Dans le même tercet,
écoutez la répétition
des consonnes "v", "j" et "z".
"Comment vivrai-je autrement"
"qu'en langueur,"
"Quand une engeance immortelle je trouve"
"d'Amours éclos et couvés en mon coeur?"
La particularité des consonnes "v", "j" et "z",
c'est que pour les prononcer, il faut
souffler de l'air,
et aussi activer ses cordes vocaliques.
C'est pour ça qu'on appelle ces consonnes des consonnes
fricactives.
Parce qu'il faut souffler de l'air.
Comment interpréter
cette allitération
avec des consonnes fricatives?
heuuu...
La consonne fricative demande qu'on souffle de l'air.

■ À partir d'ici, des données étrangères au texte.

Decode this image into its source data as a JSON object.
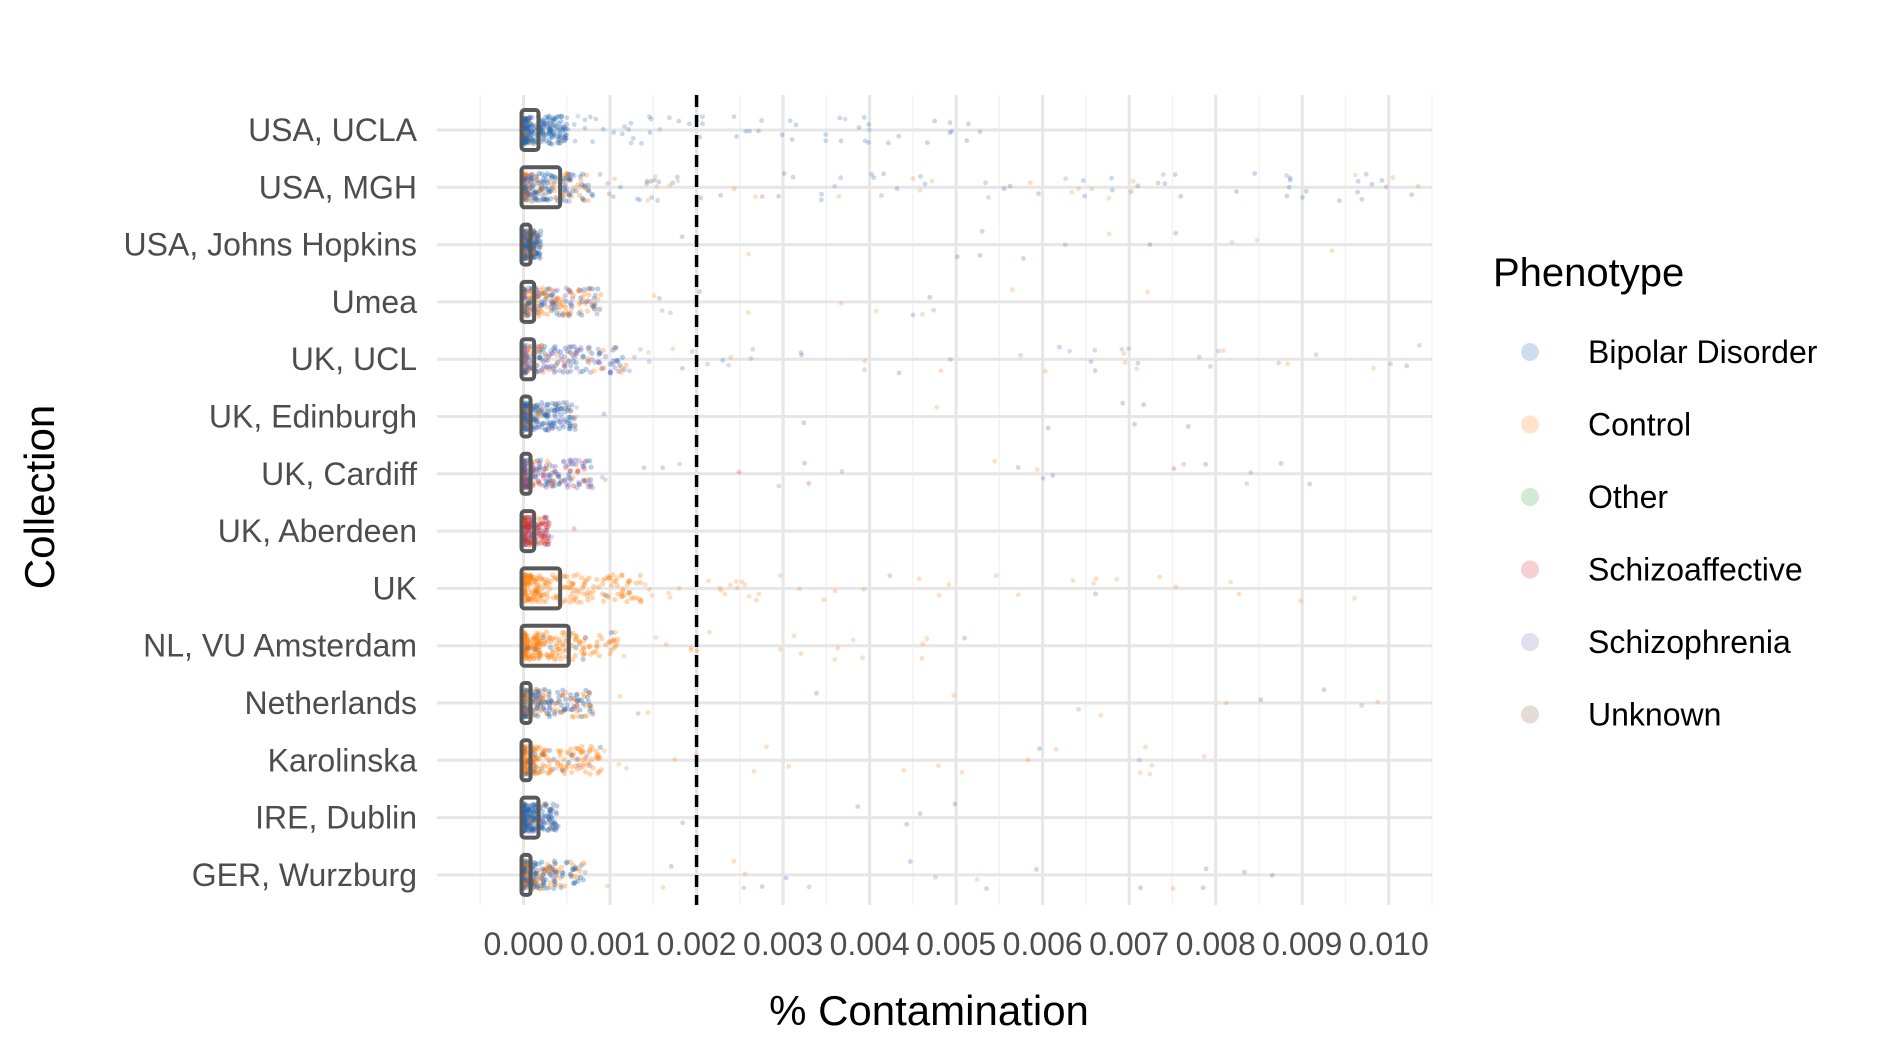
{
  "chart_data": {
    "type": "scatter",
    "title": "",
    "xlabel": "% Contamination",
    "ylabel": "Collection",
    "xlim": [
      -0.001,
      0.0105
    ],
    "x_ticks": [
      "0.000",
      "0.001",
      "0.002",
      "0.003",
      "0.004",
      "0.005",
      "0.006",
      "0.007",
      "0.008",
      "0.009",
      "0.010"
    ],
    "x_tick_values": [
      0.0,
      0.001,
      0.002,
      0.003,
      0.004,
      0.005,
      0.006,
      0.007,
      0.008,
      0.009,
      0.01
    ],
    "threshold_x": 0.002,
    "grid": true,
    "legend_position": "right",
    "legend_title": "Phenotype",
    "series": [
      {
        "name": "Bipolar Disorder",
        "color": "#2166ac"
      },
      {
        "name": "Control",
        "color": "#ff7f0e"
      },
      {
        "name": "Other",
        "color": "#2ca02c"
      },
      {
        "name": "Schizoaffective",
        "color": "#d62728"
      },
      {
        "name": "Schizophrenia",
        "color": "#7b68b5"
      },
      {
        "name": "Unknown",
        "color": "#8c564b"
      }
    ],
    "categories": [
      "USA, UCLA",
      "USA, MGH",
      "USA, Johns Hopkins",
      "Umea",
      "UK, UCL",
      "UK, Edinburgh",
      "UK, Cardiff",
      "UK, Aberdeen",
      "UK",
      "NL, VU Amsterdam",
      "Netherlands",
      "Karolinska",
      "IRE, Dublin",
      "GER, Wurzburg"
    ],
    "collections": [
      {
        "name": "USA, UCLA",
        "box": [
          0.0,
          0.00015
        ],
        "core_max": 0.0005,
        "tail_max": 0.0057,
        "tail_count": 60,
        "mix": {
          "Bipolar Disorder": 0.85,
          "Schizophrenia": 0.1,
          "Control": 0.05
        }
      },
      {
        "name": "USA, MGH",
        "box": [
          0.0,
          0.0004
        ],
        "core_max": 0.0008,
        "tail_max": 0.0104,
        "tail_count": 90,
        "mix": {
          "Bipolar Disorder": 0.6,
          "Control": 0.25,
          "Schizophrenia": 0.1,
          "Unknown": 0.05
        }
      },
      {
        "name": "USA, Johns Hopkins",
        "box": [
          0.0,
          5e-05
        ],
        "core_max": 0.0002,
        "tail_max": 0.0099,
        "tail_count": 14,
        "mix": {
          "Bipolar Disorder": 0.7,
          "Control": 0.2,
          "Schizophrenia": 0.1
        }
      },
      {
        "name": "Umea",
        "box": [
          0.0,
          0.0001
        ],
        "core_max": 0.0009,
        "tail_max": 0.0082,
        "tail_count": 14,
        "mix": {
          "Control": 0.45,
          "Schizophrenia": 0.25,
          "Bipolar Disorder": 0.3
        }
      },
      {
        "name": "UK, UCL",
        "box": [
          0.0,
          0.0001
        ],
        "core_max": 0.0012,
        "tail_max": 0.0104,
        "tail_count": 45,
        "mix": {
          "Schizophrenia": 0.45,
          "Bipolar Disorder": 0.3,
          "Control": 0.25
        }
      },
      {
        "name": "UK, Edinburgh",
        "box": [
          0.0,
          5e-05
        ],
        "core_max": 0.0006,
        "tail_max": 0.0085,
        "tail_count": 10,
        "mix": {
          "Bipolar Disorder": 0.7,
          "Schizophrenia": 0.2,
          "Control": 0.1
        }
      },
      {
        "name": "UK, Cardiff",
        "box": [
          0.0,
          5e-05
        ],
        "core_max": 0.0008,
        "tail_max": 0.0091,
        "tail_count": 22,
        "mix": {
          "Schizophrenia": 0.45,
          "Schizoaffective": 0.15,
          "Bipolar Disorder": 0.3,
          "Control": 0.1
        }
      },
      {
        "name": "UK, Aberdeen",
        "box": [
          0.0,
          0.0001
        ],
        "core_max": 0.0003,
        "tail_max": 0.0006,
        "tail_count": 2,
        "mix": {
          "Schizoaffective": 0.5,
          "Schizophrenia": 0.4,
          "Control": 0.1
        }
      },
      {
        "name": "UK",
        "box": [
          0.0,
          0.0004
        ],
        "core_max": 0.0014,
        "tail_max": 0.0099,
        "tail_count": 40,
        "mix": {
          "Control": 0.97,
          "Bipolar Disorder": 0.03
        }
      },
      {
        "name": "NL, VU Amsterdam",
        "box": [
          0.0,
          0.0005
        ],
        "core_max": 0.0011,
        "tail_max": 0.0069,
        "tail_count": 18,
        "mix": {
          "Control": 0.95,
          "Bipolar Disorder": 0.05
        }
      },
      {
        "name": "Netherlands",
        "box": [
          0.0,
          5e-05
        ],
        "core_max": 0.0008,
        "tail_max": 0.01,
        "tail_count": 12,
        "mix": {
          "Bipolar Disorder": 0.55,
          "Control": 0.35,
          "Schizophrenia": 0.1
        }
      },
      {
        "name": "Karolinska",
        "box": [
          0.0,
          5e-05
        ],
        "core_max": 0.0009,
        "tail_max": 0.0092,
        "tail_count": 20,
        "mix": {
          "Control": 0.85,
          "Bipolar Disorder": 0.1,
          "Schizophrenia": 0.05
        }
      },
      {
        "name": "IRE, Dublin",
        "box": [
          0.0,
          0.00015
        ],
        "core_max": 0.0004,
        "tail_max": 0.0055,
        "tail_count": 5,
        "mix": {
          "Bipolar Disorder": 0.8,
          "Schizophrenia": 0.15,
          "Control": 0.05
        }
      },
      {
        "name": "GER, Wurzburg",
        "box": [
          0.0,
          5e-05
        ],
        "core_max": 0.0007,
        "tail_max": 0.009,
        "tail_count": 22,
        "mix": {
          "Bipolar Disorder": 0.55,
          "Control": 0.35,
          "Schizophrenia": 0.1
        }
      }
    ]
  }
}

Donc c'est comme un soupir.
Un soupir exprime souvent
la langueur.
On peut interpréter
cette allitération en consonnes fricatives
comme une illustration
de la langueur
du sujet lyrique
pour Cassandre.
Vous voyez que
"les Amours" au pluriel, ça veut dire
les parties du corps
dont le sujet lyrique est amoureux,
mais ça veut aussi dire
le rapport
érotique
à la langue
que Ronsard propose
à son lecteur.
Un rapport où
la pluralité,
la multiplicité,
la répétition de certaines voyelles,
à travers des assonances,
et de certaines consonnes,
à travers des allitérations,
créent en effet érotique,
un rapport
érotique au langage
qui est en quelque sorte
réussi,
en comparaison au rapport érotique à l' objet-Cassandre,
l'objectif unique,
qui est échoué,
qui ne réussit pas.
Donc vous quand vous lisez
ces poèmes de Ronsard, "Les Amours",
essayez de reconstruire, de créer
ce rapport érotique à la langue,
en faisant attention,
en observant
des allitérations,
et en observant des assonances
et en chercherant à les interpréter.